Liberdade responsável

Diretor jurídico do Grupo Globo defende regulação de conteúdo nas redes

29 de novembro de 2023, 15h04

As plataformas de mídias sociais precisam ser responsabilizadas pelo conteúdo que publicam, e é necessário que tudo nelas seja transparente. Essa opinião é do diretor jurídico do Grupo Globo, Antônio Cláudio Ferreira Netto, para quem as plataformas não podem “tirar o corpo fora quando prejudicam a sociedade”.

Washington Alves
Mesa sobre Direito e cultura na 24ª Conferência Nacional da Advocacia

Na visão de Ferreira Netto, o modelo de negócios das plataformas “busca o que há de pior em nós”, pois elas “sabem que o ódio cativa e dá lucro” e “os algoritmos servem para captar esse ódio”, Assim, “é preciso colocar um fim nisso, por meio da lei”.

Nesta terça-feira (28/11), ele participou do painel sobre Direito e cultura na 24ª Conferência Nacional da Advocacia. O evento está sendo promovido no Expominas, em Belo Horizonte.

No mesmo painel, a desembargadora Andréa Pachá, do Tribunal de Justiça do Rio de Janeiro (TJ-RJ), exaltou a literatura e disse: “Advogados deveriam ler muito. Não leem”. Para ela, “advogados mais literatos são os melhores, porque a literatura busca o humano e proporciona lições valiosas que podem ser aproveitadas nos processos, sem falar que quem lê muito domina a língua”.

O advogado e influenciador literário Pedro Pacífico afirmou que sua vida mudou a partir do momento em que começou a ler. “Advogado realmente lê pouca literatura”, confirmou. Segundo ele, a maioria dos leitores atualmente “quer leitura de utilidade, que traga resultados imediatos” e a literatura virou sinônimo de tempo perdido. “E não é! Pode-se aprender muito lendo bons livros”, concluiu.

A advogada Judith Martins-Costa, membro da Academia Brasileira de Letras Jurídicas, também enfatizou a importância da literatura. “Ler bons autores nos proporciona aprender a ver, a enxergar melhor os processos numa relação direta. Pelo texto literário, nós vemos o que o texto de Direito não nos permite ver.”

Marcus Vinicius Furtado Coêlho, presidente da Comissão Constitucional da OAB Nacional, sugeriu a criação de comissões de Direito e Literatura nas seccionais.

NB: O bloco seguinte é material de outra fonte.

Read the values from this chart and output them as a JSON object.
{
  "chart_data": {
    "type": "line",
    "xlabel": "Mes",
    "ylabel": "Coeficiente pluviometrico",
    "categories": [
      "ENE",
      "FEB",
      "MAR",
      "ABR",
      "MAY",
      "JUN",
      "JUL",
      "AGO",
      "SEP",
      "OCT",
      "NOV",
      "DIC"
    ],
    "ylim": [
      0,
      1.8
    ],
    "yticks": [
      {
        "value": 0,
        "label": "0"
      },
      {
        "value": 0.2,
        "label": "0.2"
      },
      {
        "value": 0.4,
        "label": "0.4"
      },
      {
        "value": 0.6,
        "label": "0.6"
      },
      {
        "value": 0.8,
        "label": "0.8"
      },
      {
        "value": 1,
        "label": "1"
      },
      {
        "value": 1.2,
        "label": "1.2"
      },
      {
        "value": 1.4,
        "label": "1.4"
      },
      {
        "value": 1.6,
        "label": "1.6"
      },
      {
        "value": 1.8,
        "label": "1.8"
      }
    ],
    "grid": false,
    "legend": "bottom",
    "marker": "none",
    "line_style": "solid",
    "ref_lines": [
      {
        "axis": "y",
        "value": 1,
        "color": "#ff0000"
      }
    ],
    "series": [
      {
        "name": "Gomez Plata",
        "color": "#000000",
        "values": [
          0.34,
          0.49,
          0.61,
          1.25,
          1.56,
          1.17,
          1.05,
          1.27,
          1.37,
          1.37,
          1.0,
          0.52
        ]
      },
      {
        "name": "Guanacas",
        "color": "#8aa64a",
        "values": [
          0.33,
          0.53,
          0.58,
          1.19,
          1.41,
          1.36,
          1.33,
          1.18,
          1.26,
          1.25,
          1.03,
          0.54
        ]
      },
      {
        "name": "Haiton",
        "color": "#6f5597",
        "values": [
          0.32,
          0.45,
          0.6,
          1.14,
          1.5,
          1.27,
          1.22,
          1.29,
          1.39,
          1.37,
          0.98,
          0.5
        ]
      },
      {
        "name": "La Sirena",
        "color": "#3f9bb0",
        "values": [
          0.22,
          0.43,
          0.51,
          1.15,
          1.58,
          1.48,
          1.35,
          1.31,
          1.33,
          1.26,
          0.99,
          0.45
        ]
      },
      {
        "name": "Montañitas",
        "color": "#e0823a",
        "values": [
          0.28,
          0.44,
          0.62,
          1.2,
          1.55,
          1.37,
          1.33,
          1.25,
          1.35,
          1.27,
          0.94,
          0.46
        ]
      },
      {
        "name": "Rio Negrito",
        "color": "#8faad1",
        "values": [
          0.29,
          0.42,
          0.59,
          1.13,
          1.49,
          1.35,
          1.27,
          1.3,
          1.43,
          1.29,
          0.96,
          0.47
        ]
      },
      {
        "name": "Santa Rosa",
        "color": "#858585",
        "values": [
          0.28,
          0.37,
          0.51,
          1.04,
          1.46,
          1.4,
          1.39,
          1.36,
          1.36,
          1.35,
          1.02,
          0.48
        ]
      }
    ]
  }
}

Alguns comunicadores também participaram do painel. O jornalista e apresentador Pedro Bial disse que jornalistas e advogados têm pontos em comum: “Ambos falamos pelo povo. Outro ponto: as carreiras atraem jovens cheios do idealismo de querer mudar o mundo. É verdade que nem sempre isso dura para sempre”.

Já o jornalista Merval Pereira, presidente da Academia Brasileira de Letras, destacou que “não há cultura sem democracia, assim como não há liberdade sem ela”. Ele contou que a ABL criou um programa para fazer a literatura chegar a todas as classes, colocando bibliotecas em conjuntos populares das periferias, em quilombos, em aldeias indígenas, em presídios e outros locais.

Promovida pelo Conselho Federal da OAB e pela seccional mineira da Ordem, a conferência tem como tema “Constituição, Democracia e Liberdades”. Até esta quarta-feira (29/11), serão 50 painéis com temas variados, especialmente sobre questões atuais do país. Ao longo do evento, a OAB estima receber cerca de 400 palestrantes e 20 mil profissionais.